Employer: Schlumberger Technology Corporation
Full-time or part-time: Full-time
Job title: Site Reliability Engineer
Job Location: 1430 Enclave Parkway, Houston, TX 77077
Job Description:
Create ultra-scalable and highly reliable software systems through system design consulting, capacity planning, system health monitoring, and sustainable incident response. Engage in and improve the entire lifecycle of services from inception and design through deployment, operation, and refinement. Responsible for the reliability and uptime appropriate to users' needs of Cloud solutions and services. Support services before they go live through activities such as system design consulting, developing software platforms and frameworks, capacity planning and launch reviews. Maintain and improve services once they are live by measuring and monitoring availability, latency, and overall system health. Scale systems sustainably through mechanisms like automation and evolve systems by pushing for changes that improve reliability and velocity. Gauge the effectiveness and efficiency of existing systems and infrastructure; implement strategies for improving or further leveraging these systems within a geoscience workflow. Collaborate with network and security staff to ensure smooth, secure and reliable operation of application software and systems. Develop, implement, and document best practice policies and procedures for new projects or initiatives. Use the service management systems, ensuring that best practices and lessons learned are made available to the wider technical community. Engage in incident response and blameless postmortems.

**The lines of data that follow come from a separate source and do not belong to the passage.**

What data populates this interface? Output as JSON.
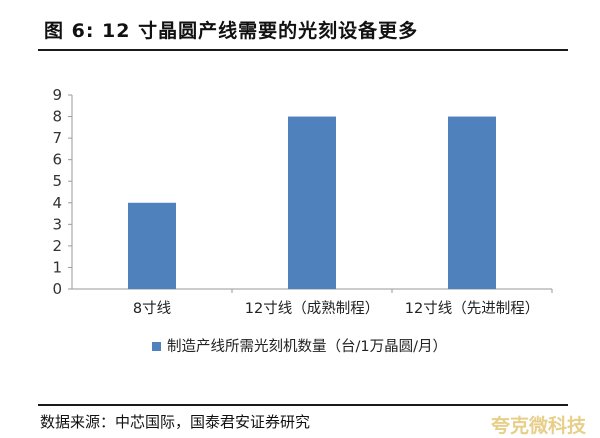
{
  "figure": {
    "title": "图 6:   12 寸晶圆产线需要的光刻设备更多",
    "source": "数据来源：中芯国际，国泰君安证券研究",
    "watermark": "夸克微科技"
  },
  "chart_data": {
    "type": "bar",
    "categories": [
      "8寸线",
      "12寸线（成熟制程）",
      "12寸线（先进制程）"
    ],
    "series": [
      {
        "name": "制造产线所需光刻机数量（台/1万晶圆/月）",
        "values": [
          4,
          8,
          8
        ]
      }
    ],
    "ylim": [
      0,
      9
    ],
    "yticks": [
      0,
      1,
      2,
      3,
      4,
      5,
      6,
      7,
      8,
      9
    ],
    "grid": false,
    "legend": "bottom",
    "color": "#4f81bd"
  }
}
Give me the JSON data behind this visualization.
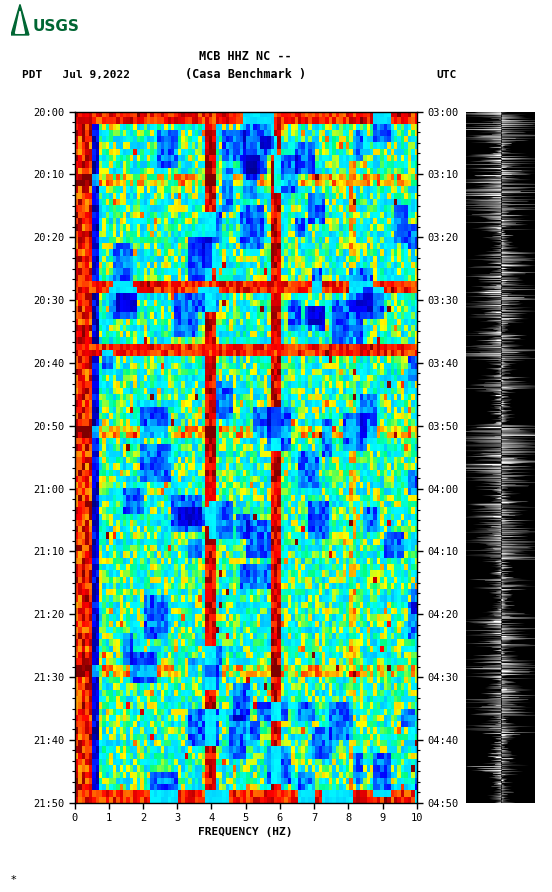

Minimum Education & Experience Requirements:
Bachelor's degree in Computer Science or Electronics and Instrumentation Engineering or Electronics Engineering, or a related field, or a foreign equivalent degree plus 5 years of progressively responsible post-baccalaureate experience in job offered or any engineering related job titles. Applicants must possess 5 years of experience in the following: (1) Azure (Microsoft Cloud Platform), GCP (Google Cloud Platform), and ECE (Elastic Cloud Enterprise) for Cloud Infrastructure setup and maintenance; (2) ADO (Azure DevOps) for an end-to-end DevOps toolchain; (3) Pager Duty for Incident Management; (4) Stack Driver for alerting and monitoring; (5) Python, JAVA, and Bash for scripting; (6) Docker for packaging applications using libraries and other dependencies; (7) Kubernetes for container management; (8) Postman & Swagger UI to troubleshoot the functionality of a REST API using JSON documents; and (9) running pipelines using GIT, IntelliJ IDEA, or Eclipse for deployment and debugging.
-